The simulation and experimental results show that the fiber laser at both ends of the fixed way has a greater influence on the natural frequency of the fiber laser. The metal diaphragm hard fixed way of practical constraints can be considered in the middle state of the clamped and simply supported beam model boundaries, which is closer to the simply supported condition. At low frequencies below 1 kHz, the bending vibration response of the fiber laser is highly related to the first-order natural frequency. In a certain range, the first-order natural frequency of bending vibration of fiber laser increases as prestress increases, which also increases the resonant peak frequency of hydrophone acoustic response.
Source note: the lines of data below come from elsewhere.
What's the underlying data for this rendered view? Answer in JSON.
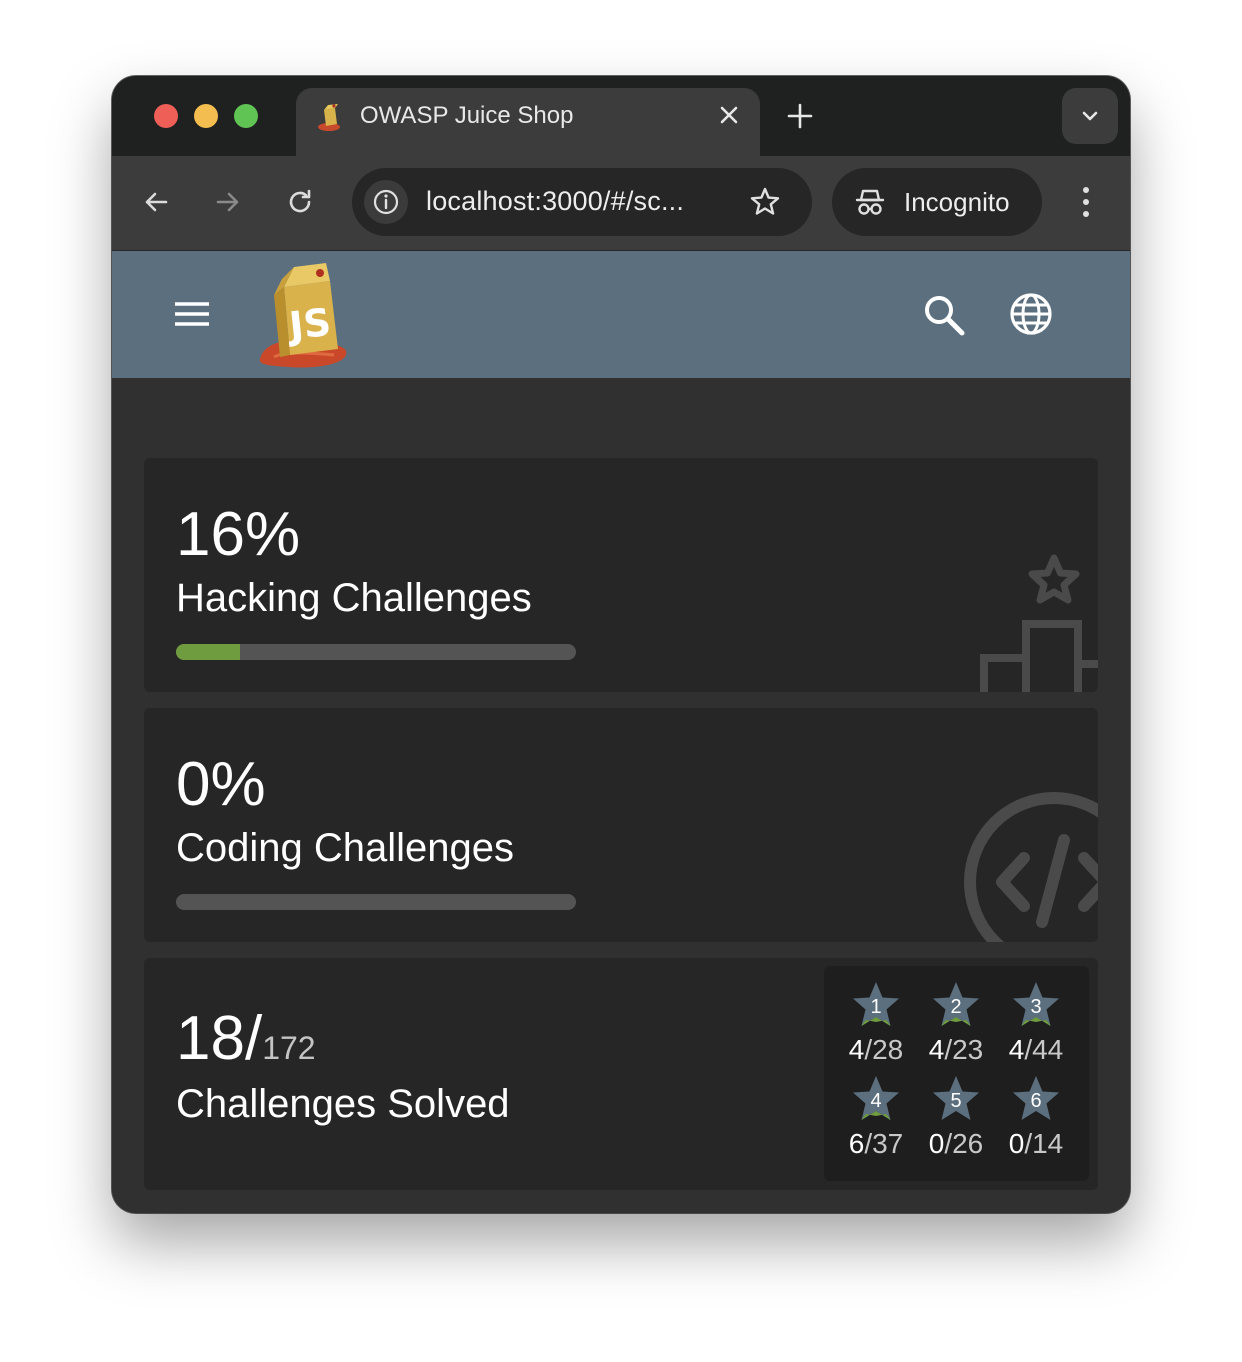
{
  "browser": {
    "tab_title": "OWASP Juice Shop",
    "url": "localhost:3000/#/sc...",
    "profile_label": "Incognito"
  },
  "app": {
    "logo_text": "JS"
  },
  "cards": {
    "hacking": {
      "percent_label": "16%",
      "label": "Hacking Challenges",
      "progress": 0.16
    },
    "coding": {
      "percent_label": "0%",
      "label": "Coding Challenges",
      "progress": 0.0
    },
    "solved": {
      "solved": "18/",
      "total": "172",
      "label": "Challenges Solved"
    }
  },
  "difficulties": [
    {
      "level": "1",
      "solved": "4",
      "total": "/28"
    },
    {
      "level": "2",
      "solved": "4",
      "total": "/23"
    },
    {
      "level": "3",
      "solved": "4",
      "total": "/44"
    },
    {
      "level": "4",
      "solved": "6",
      "total": "/37"
    },
    {
      "level": "5",
      "solved": "0",
      "total": "/26"
    },
    {
      "level": "6",
      "solved": "0",
      "total": "/14"
    }
  ],
  "colors": {
    "appbar": "#5c6f7e",
    "progress_fill": "#6f9c3f",
    "progress_track": "#545454",
    "card_bg": "#262626",
    "star": "#5c6f7e",
    "star_solved_accent": "#6f9c3f"
  }
}
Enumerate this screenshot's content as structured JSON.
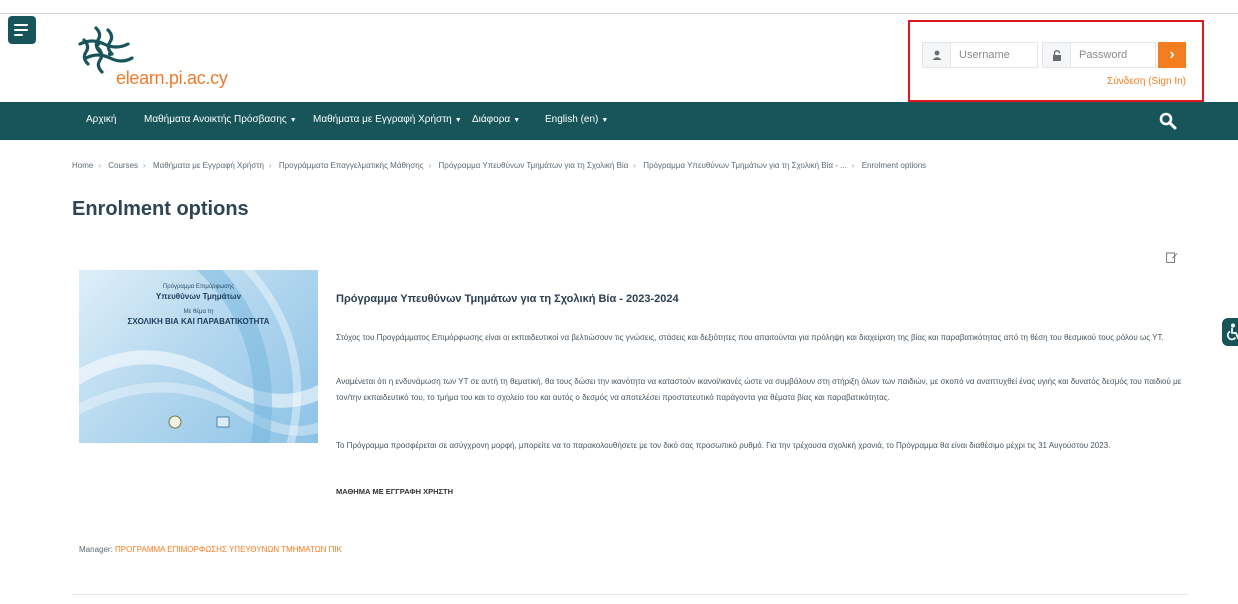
{
  "header": {
    "logo_text": "elearn.pi.ac.cy",
    "username_placeholder": "Username",
    "password_placeholder": "Password",
    "signin_label": "Σύνδεση (Sign In)"
  },
  "nav": {
    "items": [
      {
        "label": "Αρχική",
        "caret": false
      },
      {
        "label": "Μαθήματα Ανοικτής Πρόσβασης",
        "caret": true
      },
      {
        "label": "Μαθήματα με Εγγραφή Χρήστη",
        "caret": true
      },
      {
        "label": "Διάφορα",
        "caret": true
      },
      {
        "label": "English (en)",
        "caret": true
      }
    ]
  },
  "breadcrumb": [
    "Home",
    "Courses",
    "Μαθήματα με Εγγραφή Χρήστη",
    "Προγράμματα Επαγγελματικής Μάθησης",
    "Πρόγραμμα Υπευθύνων Τμημάτων για τη Σχολική Βία",
    "Πρόγραμμα Υπευθύνων Τμημάτων για τη Σχολική Βία - ...",
    "Enrolment options"
  ],
  "page": {
    "title": "Enrolment options"
  },
  "course": {
    "image_text": {
      "line1": "Πρόγραμμα Επιμόρφωσης",
      "line2": "Υπευθύνων Τμημάτων",
      "line3": "Με θέμα τη",
      "line4": "ΣΧΟΛΙΚΗ ΒΙΑ ΚΑΙ ΠΑΡΑΒΑΤΙΚΟΤΗΤΑ"
    },
    "title": "Πρόγραμμα Υπευθύνων Τμημάτων για τη Σχολική Βία - 2023-2024",
    "para1": "Στόχος του Προγράμματος Επιμόρφωσης είναι οι εκπαιδευτικοί να βελτιώσουν τις γνώσεις, στάσεις και δεξιότητες που απαιτούνται για πρόληψη και διαχείριση της βίας και παραβατικότητας από τη θέση του θεσμικού τους ρόλου ως ΥΤ.",
    "para2": "Αναμένεται ότι η ενδυνάμωση των ΥΤ σε αυτή τη θεματική, θα τους δώσει την ικανότητα να καταστούν ικανοί/ικανές ώστε να συμβάλουν στη στήριξη όλων των παιδιών, με σκοπό να αναπτυχθεί ένας υγιής και δυνατός δεσμός του παιδιού με τον/την εκπαιδευτικό του, το τμήμα του και το σχολείο του και αυτός ο δεσμός να αποτελέσει προστατευτικό παράγοντα για θέματα βίας και παραβατικότητας.",
    "para3": "Το Πρόγραμμα προσφέρεται σε ασύγχρονη μορφή, μπορείτε να το παρακολουθήσετε με τον δικό σας προσωπικό ρυθμό. Για την τρέχουσα σχολική χρονιά, το Πρόγραμμα θα είναι διαθέσιμο μέχρι τις 31 Αυγούστου 2023.",
    "tag": "ΜΑΘΗΜΑ ΜΕ ΕΓΓΡΑΦΗ ΧΡΗΣΤΗ"
  },
  "manager": {
    "label": "Manager:",
    "name": "ΠΡΟΓΡΑΜΜΑ ΕΠΙΜΟΡΦΩΣΗΣ ΥΠΕΥΘΥΝΩΝ ΤΜΗΜΑΤΩΝ ΠΙΚ"
  },
  "colors": {
    "brand_teal": "#17555b",
    "accent_orange": "#f47d20",
    "highlight_red": "#e0161f"
  },
  "icons": [
    "menu-icon",
    "user-icon",
    "lock-icon",
    "chevron-right-icon",
    "search-icon",
    "edit-icon",
    "accessibility-icon"
  ]
}
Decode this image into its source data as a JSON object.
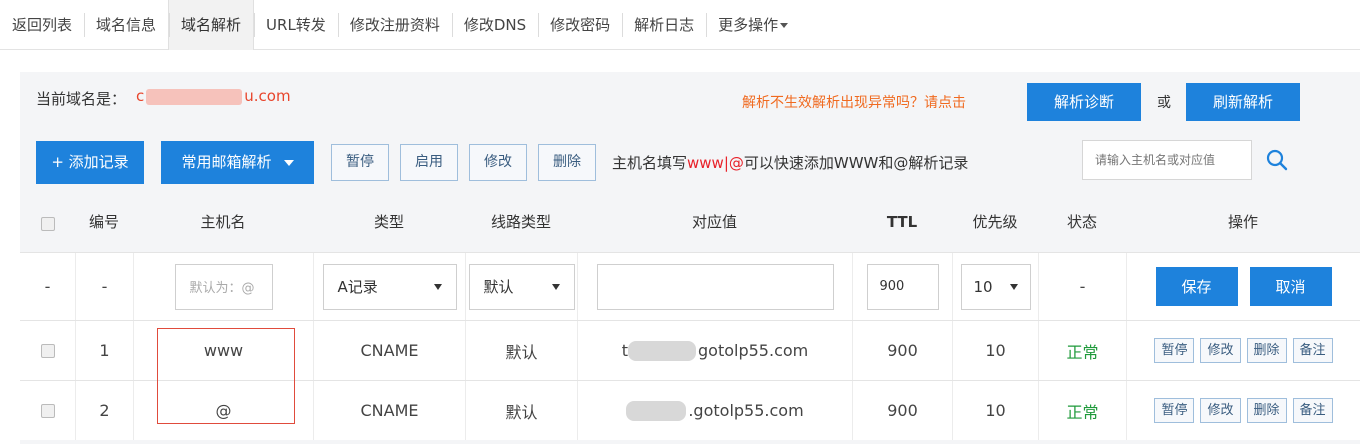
{
  "tabs": [
    {
      "label": "返回列表"
    },
    {
      "label": "域名信息"
    },
    {
      "label": "域名解析"
    },
    {
      "label": "URL转发"
    },
    {
      "label": "修改注册资料"
    },
    {
      "label": "修改DNS"
    },
    {
      "label": "修改密码"
    },
    {
      "label": "解析日志"
    },
    {
      "label": "更多操作"
    }
  ],
  "domain_bar": {
    "label": "当前域名是：",
    "value_prefix": "c",
    "value_suffix": "u.com",
    "diag_tip": "解析不生效解析出现异常吗？请点击",
    "diag_button": "解析诊断",
    "or_text": "或",
    "refresh_button": "刷新解析"
  },
  "toolbar": {
    "add_record": "+ 添加记录",
    "mail_resolve": "常用邮箱解析",
    "pause": "暂停",
    "enable": "启用",
    "modify": "修改",
    "delete": "删除",
    "tip_prefix": "主机名填写",
    "tip_red": "www|@",
    "tip_suffix": "可以快速添加WWW和@解析记录",
    "search_placeholder": "请输入主机名或对应值"
  },
  "table": {
    "headers": {
      "number": "编号",
      "host": "主机名",
      "type": "类型",
      "line": "线路类型",
      "value": "对应值",
      "ttl": "TTL",
      "priority": "优先级",
      "status": "状态",
      "action": "操作"
    },
    "edit_row": {
      "check": "-",
      "number": "-",
      "host_placeholder": "默认为：@",
      "type": "A记录",
      "line": "默认",
      "value": "",
      "ttl": "900",
      "priority": "10",
      "status": "-",
      "save": "保存",
      "cancel": "取消"
    },
    "rows": [
      {
        "number": "1",
        "host": "www",
        "type": "CNAME",
        "line": "默认",
        "value_prefix": "t",
        "value_suffix": "gotolp55.com",
        "ttl": "900",
        "priority": "10",
        "status": "正常"
      },
      {
        "number": "2",
        "host": "@",
        "type": "CNAME",
        "line": "默认",
        "value_prefix": "",
        "value_suffix": ".gotolp55.com",
        "ttl": "900",
        "priority": "10",
        "status": "正常"
      }
    ],
    "row_actions": {
      "pause": "暂停",
      "modify": "修改",
      "delete": "删除",
      "note": "备注"
    }
  },
  "colors": {
    "primary": "#1e82dc",
    "warning_text": "#f06a20",
    "domain_text": "#e8452c",
    "status_ok": "#1f9a3b",
    "highlight": "#e04b3c"
  }
}
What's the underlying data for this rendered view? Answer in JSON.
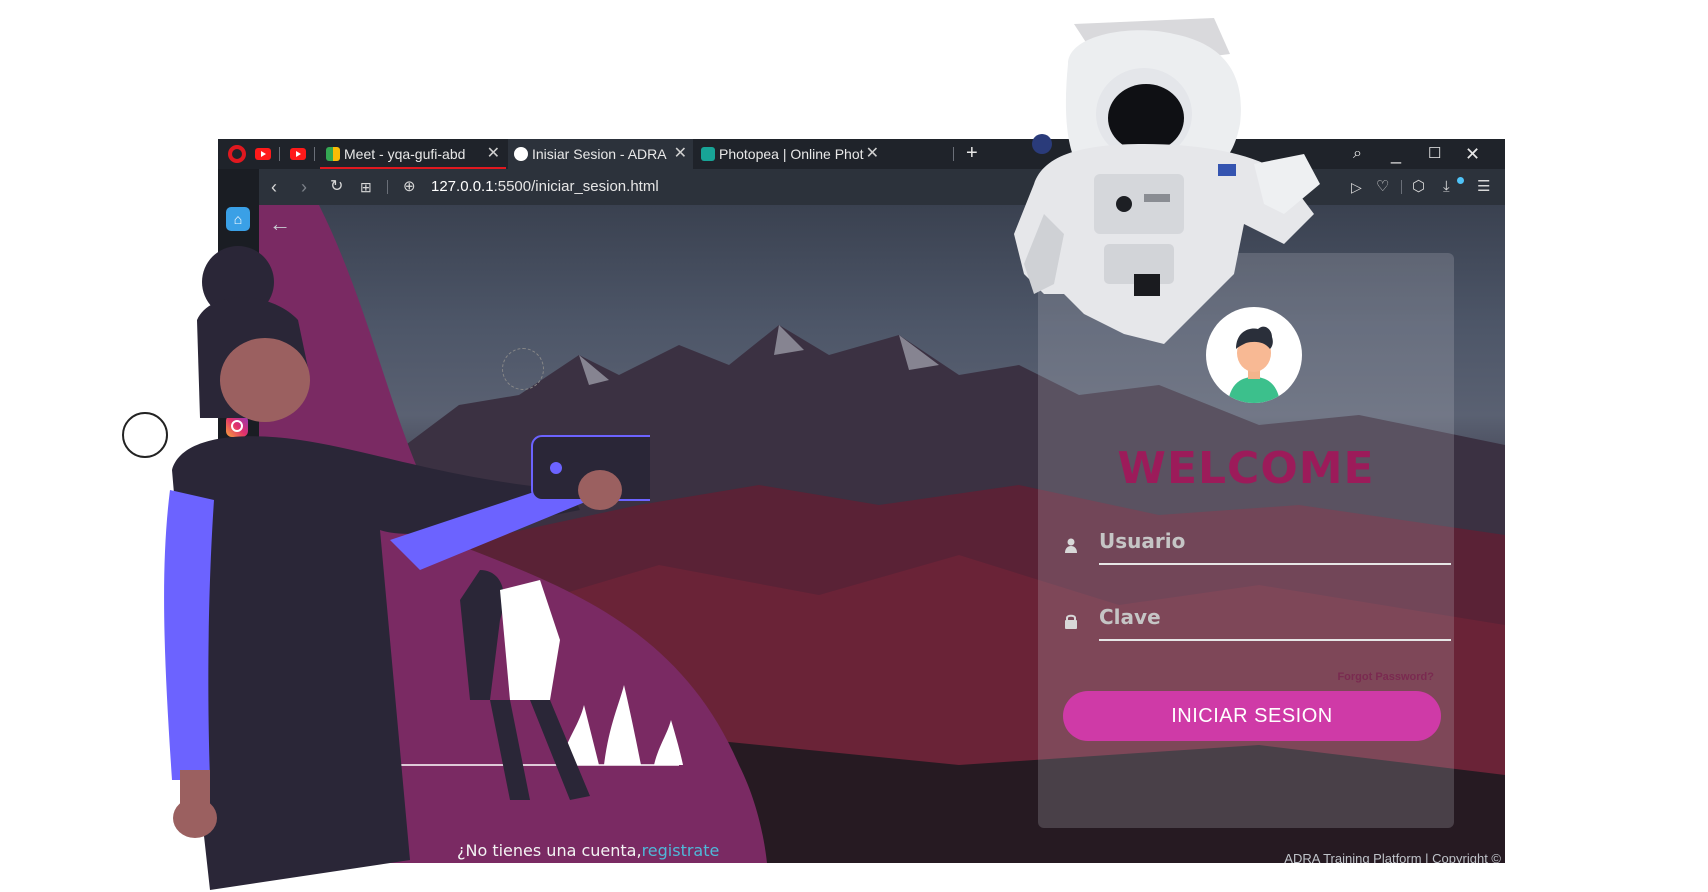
{
  "browser": {
    "tabs": [
      {
        "label": "Meet - yqa-gufi-abd",
        "close": "✕"
      },
      {
        "label": "Inisiar Sesion - ADRA",
        "close": "✕"
      },
      {
        "label": "Photopea | Online Phot",
        "close": "✕"
      }
    ],
    "new_tab": "+",
    "url_host": "127.0.0.1",
    "url_rest": ":5500/iniciar_sesion.html",
    "icons": [
      "opera-icon",
      "youtube-icon",
      "meet-icon",
      "adra-icon",
      "photopea-icon",
      "back-icon",
      "forward-icon",
      "reload-icon",
      "tabs-grid-icon",
      "globe-icon",
      "search-icon",
      "minimize-icon",
      "maximize-icon",
      "close-icon",
      "send-icon",
      "heart-icon",
      "cube-icon",
      "download-icon",
      "menu-icon",
      "home-icon",
      "instagram-icon"
    ]
  },
  "login": {
    "welcome": "WELCOME",
    "user_placeholder": "Usuario",
    "password_placeholder": "Clave",
    "forgot": "Forgot Password?",
    "button": "INICIAR SESION"
  },
  "footer": {
    "no_account": "¿No tienes una cuenta,",
    "register": "registrate",
    "copyright": "ADRA Training Platform | Copyright ©"
  },
  "colors": {
    "accent": "#cf3aa7",
    "welcome": "#9c1b5a",
    "purple_blob": "#7a2a63",
    "link": "#4fb9d9"
  }
}
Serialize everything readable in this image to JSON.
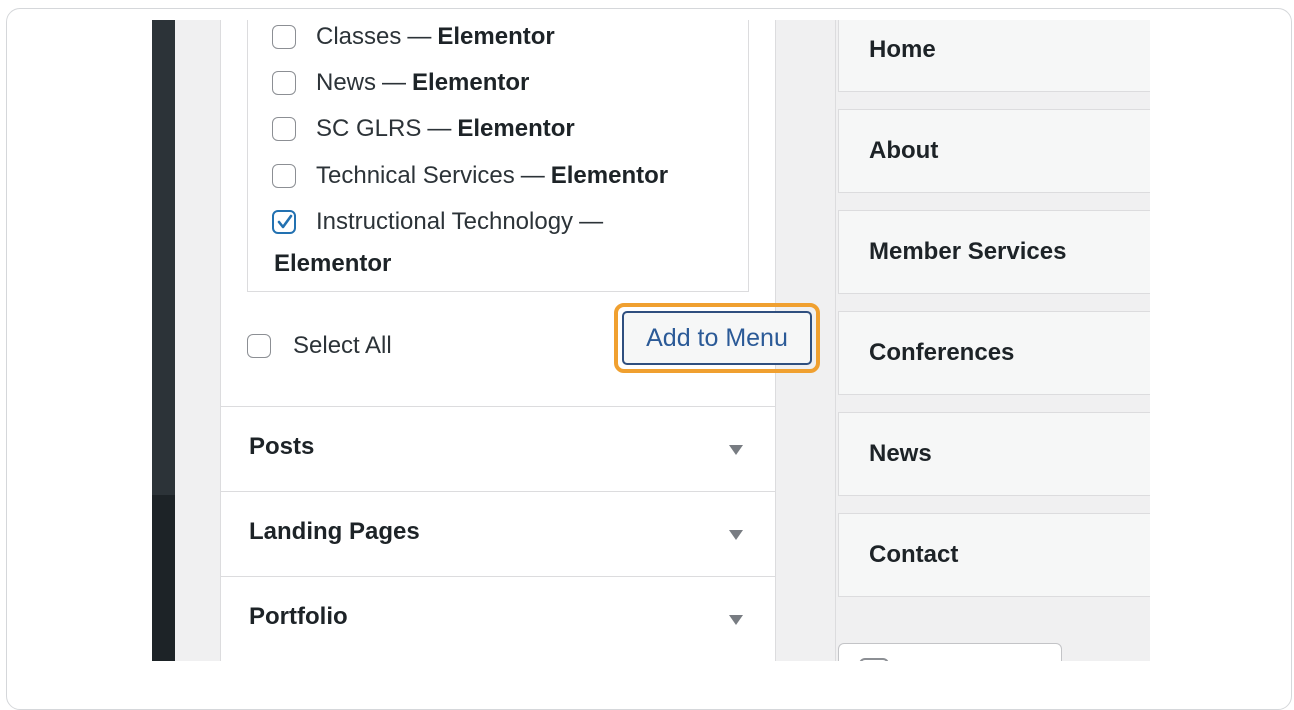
{
  "pages_checklist": {
    "items": [
      {
        "title": "Classes",
        "sep": "—",
        "suffix": "Elementor",
        "checked": false
      },
      {
        "title": "News",
        "sep": "—",
        "suffix": "Elementor",
        "checked": false
      },
      {
        "title": "SC GLRS",
        "sep": "—",
        "suffix": "Elementor",
        "checked": false
      },
      {
        "title": "Technical Services",
        "sep": "—",
        "suffix": "Elementor",
        "checked": false
      },
      {
        "title": "Instructional Technology",
        "sep": "—",
        "suffix": "Elementor",
        "checked": true
      }
    ],
    "select_all_label": "Select All",
    "add_button_label": "Add to Menu"
  },
  "accordion": [
    {
      "label": "Posts"
    },
    {
      "label": "Landing Pages"
    },
    {
      "label": "Portfolio"
    }
  ],
  "menu_structure": [
    {
      "label": "Home"
    },
    {
      "label": "About"
    },
    {
      "label": "Member Services"
    },
    {
      "label": "Conferences"
    },
    {
      "label": "News"
    },
    {
      "label": "Contact"
    }
  ],
  "colors": {
    "highlight": "#f0a030",
    "accent": "#2271b1",
    "admin_bar": "#2c3338"
  }
}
Moreover, hydrophone acoustic response changes dramatically near the resonant peak. Subsequently, the constraint boundary of the fiber beam model can be reset for different design structures. Combined with finite element simulation and experiment, the influence of different fixing modes and packaging structures on the bending vibration of the fiber laser can be further studied.

In the beam model, the variation of the natural frequency of the fiber laser with prestress is consistent with the actual situation. However, the numerical solution of the natural frequency of the fiber beam model is larger than the actual situation under simply and fixed supported boundaries. This is because the small axial displacement is usually ignored in the transverse vibration analysis of the actual beam model. However, the natural frequency of the fiber laser is inevitably affected by the Poisson effect; it decreases the natural frequency. Additionally, the optical fiber beam model of simply and fixed supported on both ends of the constraint conditions and actual packaging are slightly different. Furthermore, packaging materials and the installation of combined components affect the vibration characteristics of fiber lasers. Considering the concrete structure finite element model, the corresponding natural frequency and vibration fluid column experiments have a good match. Therefore, the theoretical model can be refined according to the fixed mode and structure of the fiber laser, combined with the characteristics of the fiber laser to obtain a corresponding numerical solution, which is consistent with the actual solution.